Six literary gems vie for accolade of Sunday Independent Newcomer of Year

Every October I’m struck with wonder and joy as one more sextet of vibrant recent voices emerge on the Irish literary landscape. The Sunday Independent Newcomer of the 12 months Award turns a highlight on the superb writing talent our island annually produces. This 12 months’s list is as stimulating and diverse as ever.

n fiction there are debuts from Edel Coffey for her psychological thriller Breaking Point (Sphere), Aingeala Flannery together with her portrait of small-town life The Amusements (Sandycove), Catherine Prasifka’s coming-of-age novel None of that is Serious (Canongate Books) and Alice Ryan’s family drama There’s been a Little Incident (Head of Zeus).

Poetry is represented in Fiacre Ryan’s Speechless (Merrion Press) and is the primary title to be written by an Irish non-verbal autistic person. Finally in non-fiction, Sally Hayden investigates the migrant crisis in My Fourth Time, We Drowned (Fourth Estate).

These were announced at the revealing last Thursday of all of the shortlists for the An Post Irish Book Awards 2022. The venue, fittingly, was the GPO and the mood was very high. In any case it’s been three long years for the reason that literary community gathered corporeally to have fun our flourishing book industry.

For me, it’s like watching one other child grow up. Twenty years ago Aengus Fanning, late editor of this paper, and Derek Hughes of the previous eponymous book chain, conceived over coffee the thought of an awards ceremony. While I used to be merely the midwife who coaxed it into being, I’m hugely happy with the way it has developed and matured.

To look back is to see many ghosts. That inaugural 12 months, for instance, the chair of our judging panel Gay Byrne handed a crystal vase and a cheque for €5,000 to the winner John McGahern for, as I wrote then, “his extraordinarily powerful and evocative account of a 12 months within the lifetime of a lakeside community That They May Face the Rising Sun”.

Recent categories, awards and sponsors were added through the years. We honoured the greats — amongst them William Trevor, Edna O’Brien, John Banville, Maeve Binchy, Colm Tóibín, John Montague.
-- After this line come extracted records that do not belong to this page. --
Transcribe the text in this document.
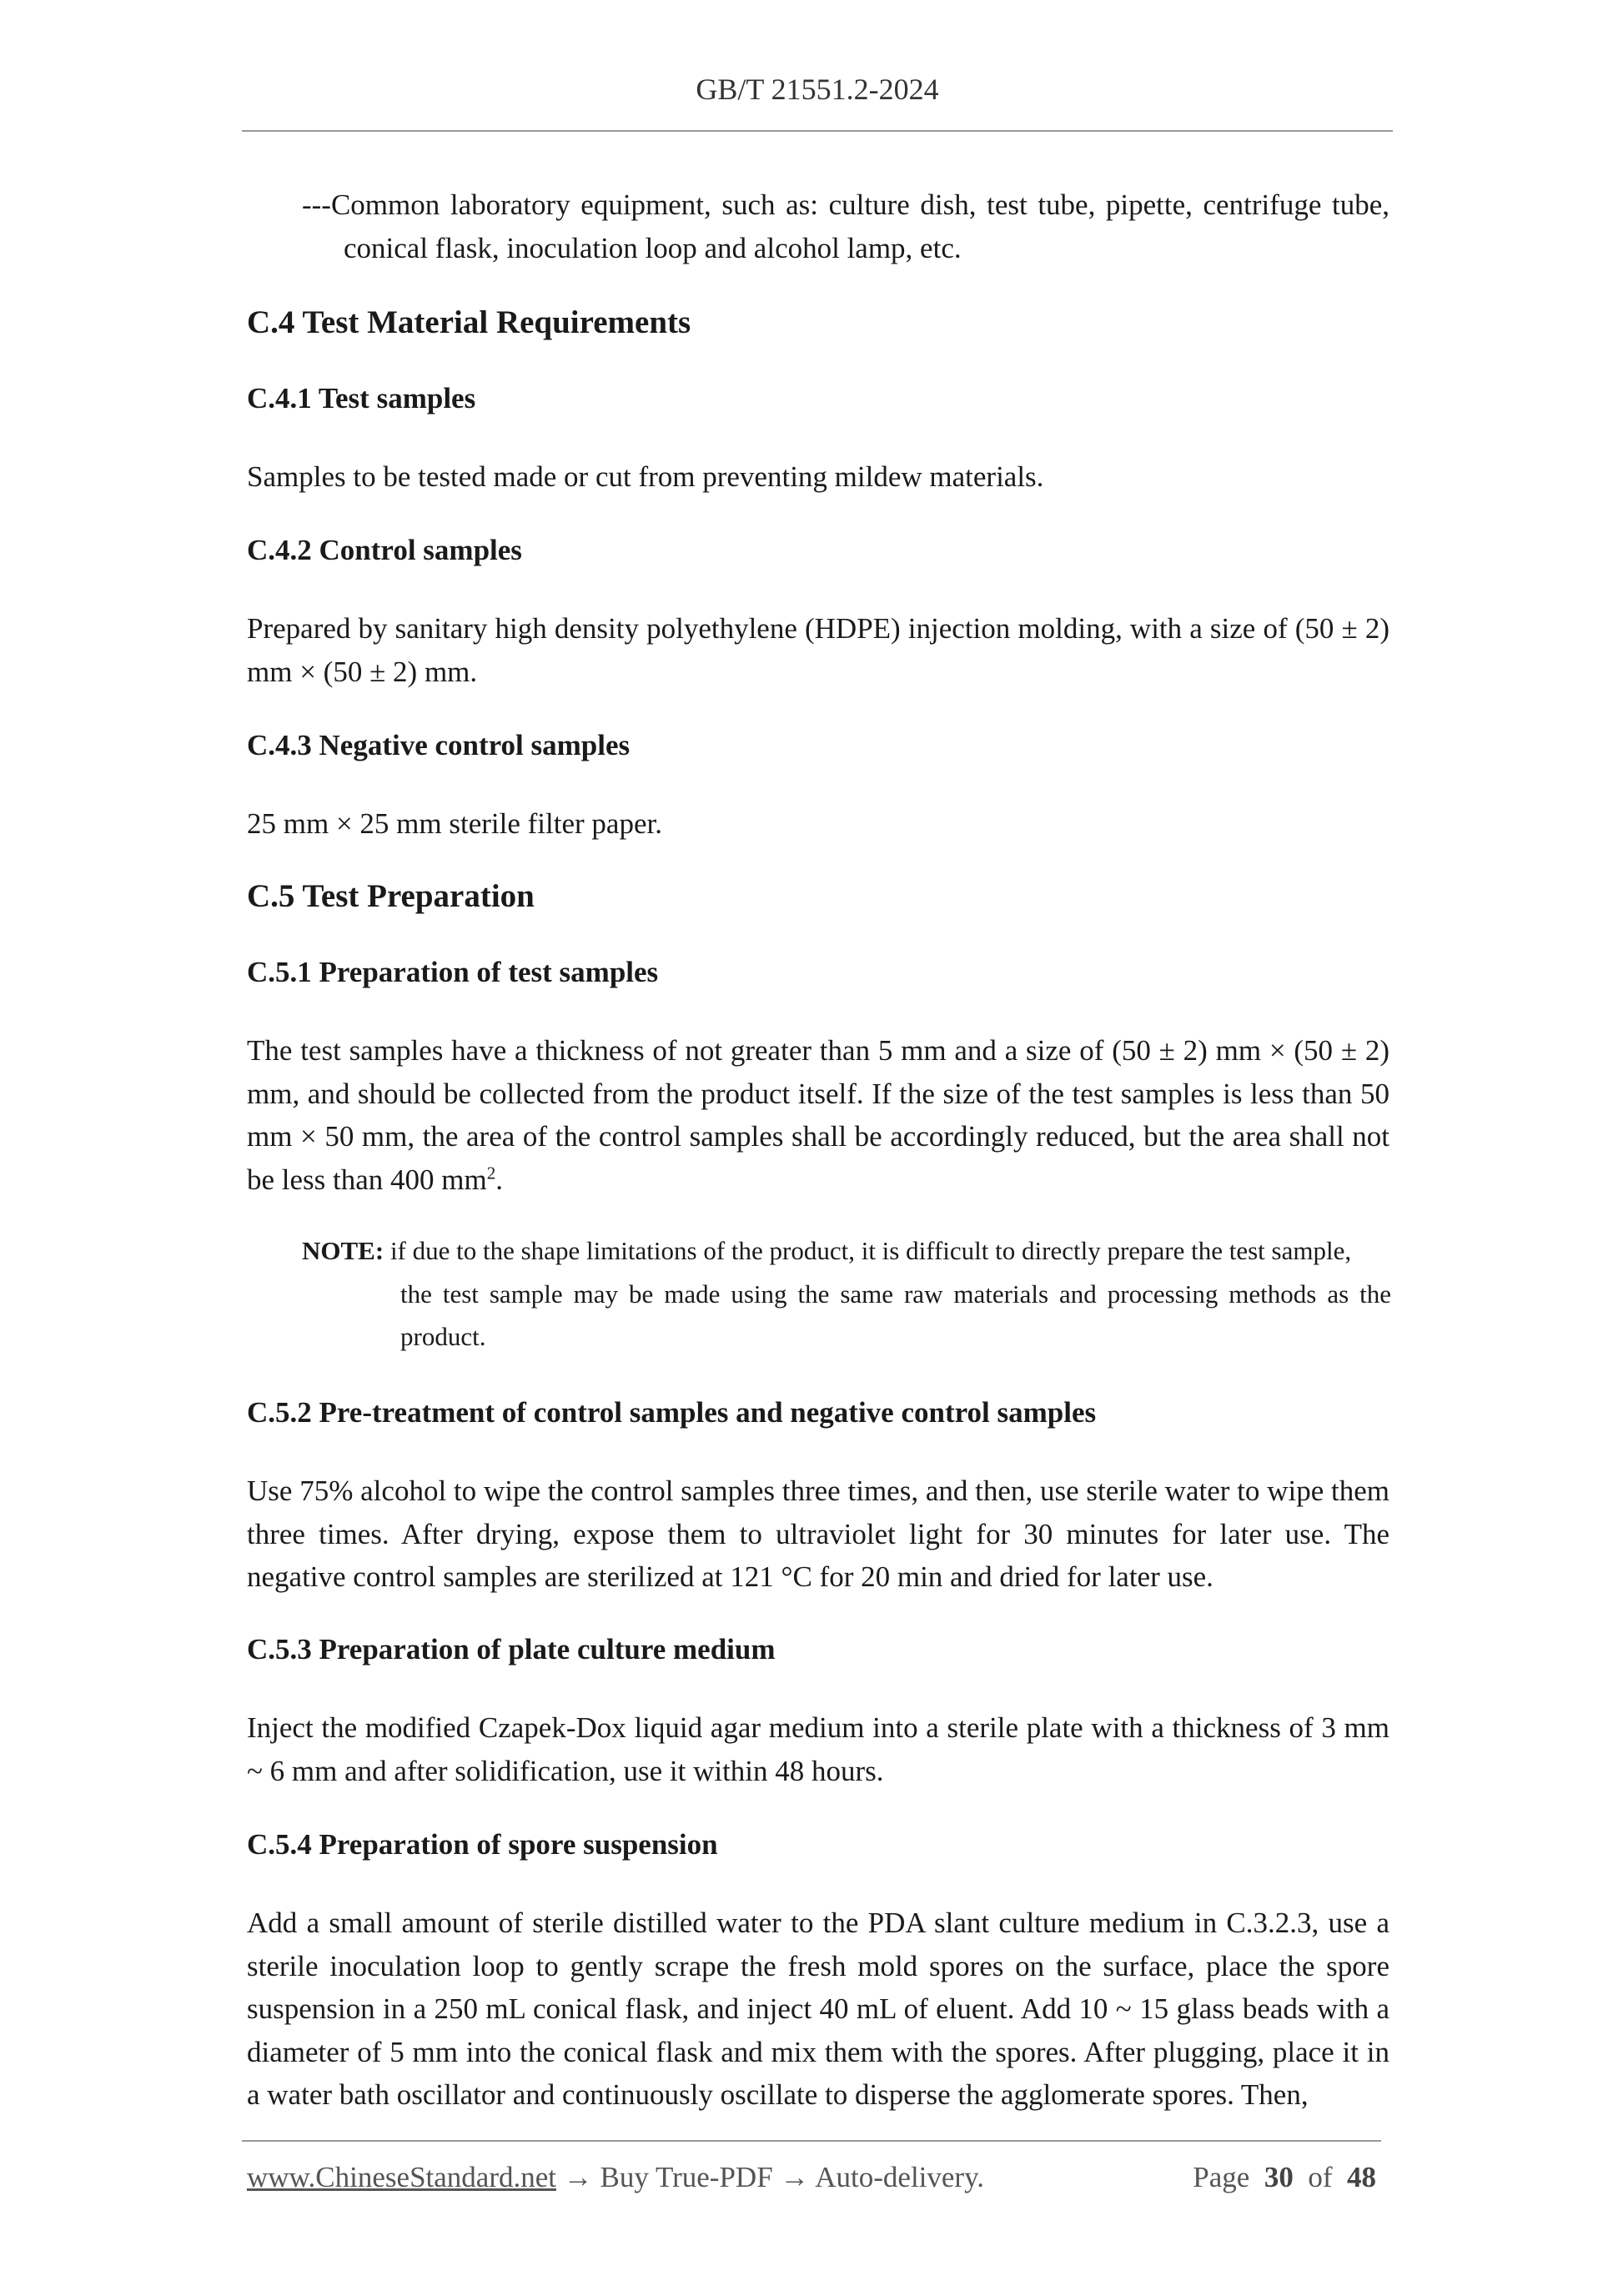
GB/T 21551.2-2024
---Common laboratory equipment, such as: culture dish, test tube, pipette, centrifuge tube, conical flask, inoculation loop and alcohol lamp, etc.
C.4 Test Material Requirements
C.4.1 Test samples
Samples to be tested made or cut from preventing mildew materials.
C.4.2 Control samples
Prepared by sanitary high density polyethylene (HDPE) injection molding, with a size of (50 ± 2) mm × (50 ± 2) mm.
C.4.3 Negative control samples
25 mm × 25 mm sterile filter paper.
C.5 Test Preparation
C.5.1 Preparation of test samples
The test samples have a thickness of not greater than 5 mm and a size of (50 ± 2) mm × (50 ± 2) mm, and should be collected from the product itself. If the size of the test samples is less than 50 mm × 50 mm, the area of the control samples shall be accordingly reduced, but the area shall not be less than 400 $mm^2$.
NOTE: if due to the shape limitations of the product, it is difficult to directly prepare the test sample,
the test sample may be made using the same raw materials and processing methods as the product.
C.5.2 Pre-treatment of control samples and negative control samples
Use 75% alcohol to wipe the control samples three times, and then, use sterile water to wipe them three times. After drying, expose them to ultraviolet light for 30 minutes for later use. The negative control samples are sterilized at 121 °C for 20 min and dried for later use.
C.5.3 Preparation of plate culture medium
Inject the modified Czapek-Dox liquid agar medium into a sterile plate with a thickness of 3 mm ~ 6 mm and after solidification, use it within 48 hours.
C.5.4 Preparation of spore suspension
Add a small amount of sterile distilled water to the PDA slant culture medium in C.3.2.3, use a sterile inoculation loop to gently scrape the fresh mold spores on the surface, place the spore suspension in a 250 mL conical flask, and inject 40 mL of eluent. Add 10 ~ 15 glass beads with a diameter of 5 mm into the conical flask and mix them with the spores. After plugging, place it in a water bath oscillator and continuously oscillate to disperse the agglomerate spores. Then,
www.ChineseStandard.net → Buy True-PDF → Auto-delivery.	Page 30 of 48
Two presidents — Clinton and Higgins — made appearances to pay tribute to Seamus Heaney. The venues modified from Dublin Castle through Trinity, the Mansion House, the RDS and the Burlo to our current home, the Convention Centre, where this 12 months’s winners can be announced at a glamorous gala compered by Miriam O’Callaghan on November 23.​

We’re now so grown up we even have our own television show. A one-hour special, hosted by Oliver Callan, can be broadcast on RTÉ One on December 7, exploring the six books and authors competing for the accolade of An Post Irish Book Awards Book of the 12 months 2022, culminating within the reveal of this 12 months’s overall winner.

As all the time, the general public can have their say by voting for his or her favourite title and all voters can be entered right into a prize draw to win one in every of five €100 National Book Token vouchers. Voting is now open at irishbookawards.ie until November 10.